Disappointments: Claire Fuller, Bitter Orange (not terrible, and on the face of it the sort of thing I like best—Gothic country house, unreliable narrator—but underwhelming; maybe Our Endless Numbered Days was a one-off?); Ian Reid, Foe (fair bit of buzz about this quasi-SF, quasi-philosophical novel concerning humans and replicants, but I didn’t think it was as smart as it seemed to think it was).

Lousy: Leila Slimani, The Perfect Nanny (histrionic); Emma Viskic, Resurrection Bay (overwrought); Arnaldur Indridason, The Shadow Killer (losing his way, I fear).

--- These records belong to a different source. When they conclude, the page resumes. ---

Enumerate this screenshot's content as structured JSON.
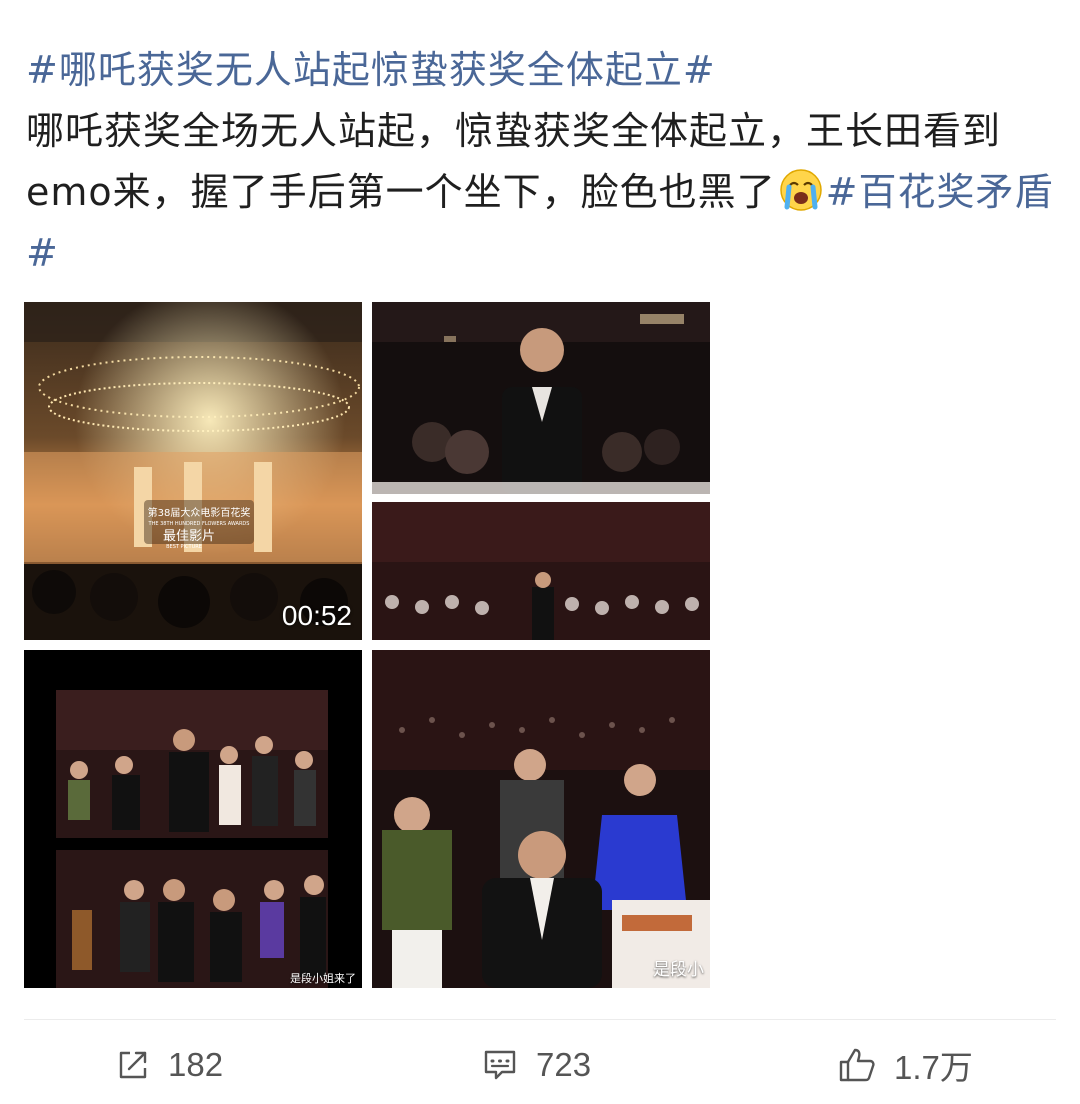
{
  "post": {
    "topic_title": "#哪吒获奖无人站起惊蛰获奖全体起立#",
    "body_text": "哪吒获奖全场无人站起，惊蛰获奖全体起立，王长田看到emo来，握了手后第一个坐下，脸色也黑了",
    "emoji": "crying-face-icon",
    "topic_tag": "#百花奖矛盾#"
  },
  "media": {
    "video_duration": "00:52",
    "watermark_small": "是段小姐来了",
    "watermark_large": "是段小",
    "banner_line1": "第38届大众电影百花奖",
    "banner_line2": "THE 38TH HUNDRED FLOWERS AWARDS",
    "banner_line3": "最佳影片",
    "banner_line4": "BEST PICTURE"
  },
  "actions": {
    "repost_count": "182",
    "comment_count": "723",
    "like_count": "1.7万"
  },
  "colors": {
    "topic": "#4a6797",
    "text": "#1f1f1f",
    "action": "#555555"
  }
}
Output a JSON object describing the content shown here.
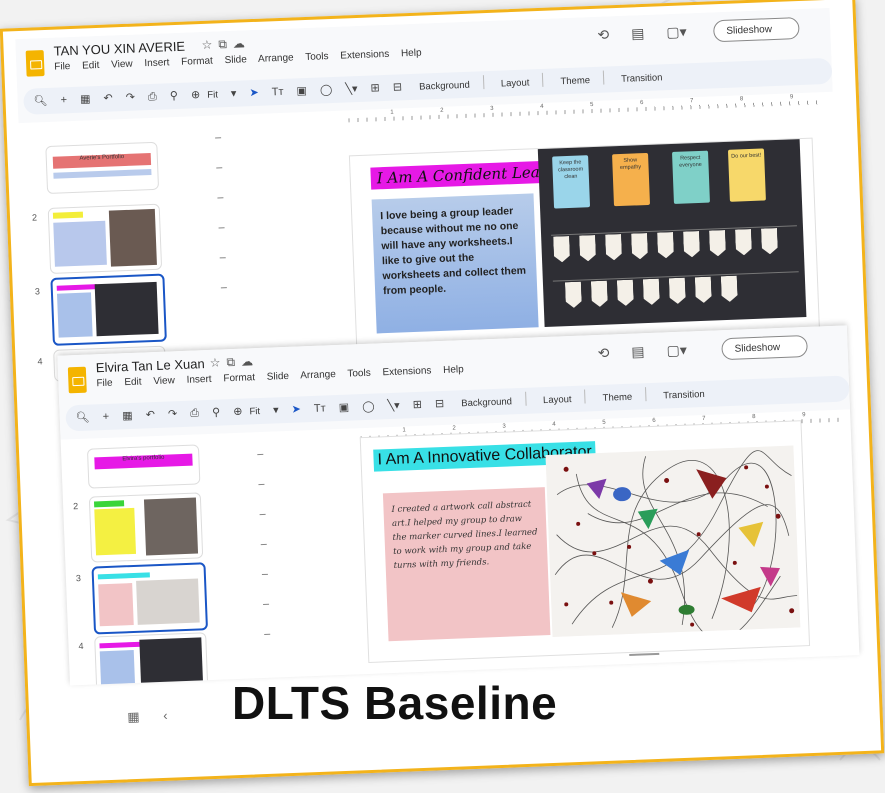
{
  "caption": "DLTS Baseline",
  "colors": {
    "frame": "#f3b31b",
    "leader_highlight": "#e619e6",
    "innovative_highlight": "#38e0e6",
    "blue_box": "#9fbde8",
    "pink_box": "#f2c4c6",
    "selection": "#1a56c6",
    "app_logo": "#f4b400"
  },
  "menu_items": [
    "File",
    "Edit",
    "View",
    "Insert",
    "Format",
    "Slide",
    "Arrange",
    "Tools",
    "Extensions",
    "Help"
  ],
  "toolbar": {
    "fit_label": "Fit",
    "background": "Background",
    "layout": "Layout",
    "theme": "Theme",
    "transition": "Transition"
  },
  "slideshow_label": "Slideshow",
  "ruler_numbers": [
    "1",
    "2",
    "3",
    "4",
    "5",
    "6",
    "7",
    "8",
    "9"
  ],
  "screen1": {
    "doc_title": "TAN YOU XIN AVERIE",
    "thumb1_label": "Averie's Portfolio",
    "thumb_numbers": [
      "2",
      "3",
      "4"
    ],
    "slide_title": "I Am A Confident Leader",
    "slide_text": "I love being a group leader because without me no one will have any worksheets.I like to give out the worksheets and collect them from people.",
    "posters": [
      "Keep the classroom clean",
      "Show empathy",
      "Respect everyone",
      "Do our best!"
    ]
  },
  "screen2": {
    "doc_title": "Elvira Tan Le Xuan",
    "thumb1_label": "Elvira's portfolio",
    "thumb_numbers": [
      "2",
      "3",
      "4"
    ],
    "slide_title": "I Am A Innovative Collaborator",
    "slide_text": "I created a artwork call abstract art.I helped my group to draw the marker curved lines.I learned to work with my group and take turns with my friends."
  }
}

Reliable pleasures: Tana French (Witch Elm deserves a better fate: it’s typically gorgeous and tricksy, but for the first time French concentrates on an individual rather than a relationship; I’ve read some grumbling about it, and I don’t get it); Jeanne Birdsall (Penderwicks 4eva!); John Harvey (the new book is his last and it is very sad); Ellis Peters (check out Levi Stahl’s lovely piece); Ian Rankin (came back to Rebus after many years away, and am catching up—sometimes the writing is bad, but he’s good at weaving subplots, and at knowing when a book is long enough); Phillip Kerr (making my way through the Bernie Guenther’s and they’re evocative, suspenseful, and damn funny: hard to pull off).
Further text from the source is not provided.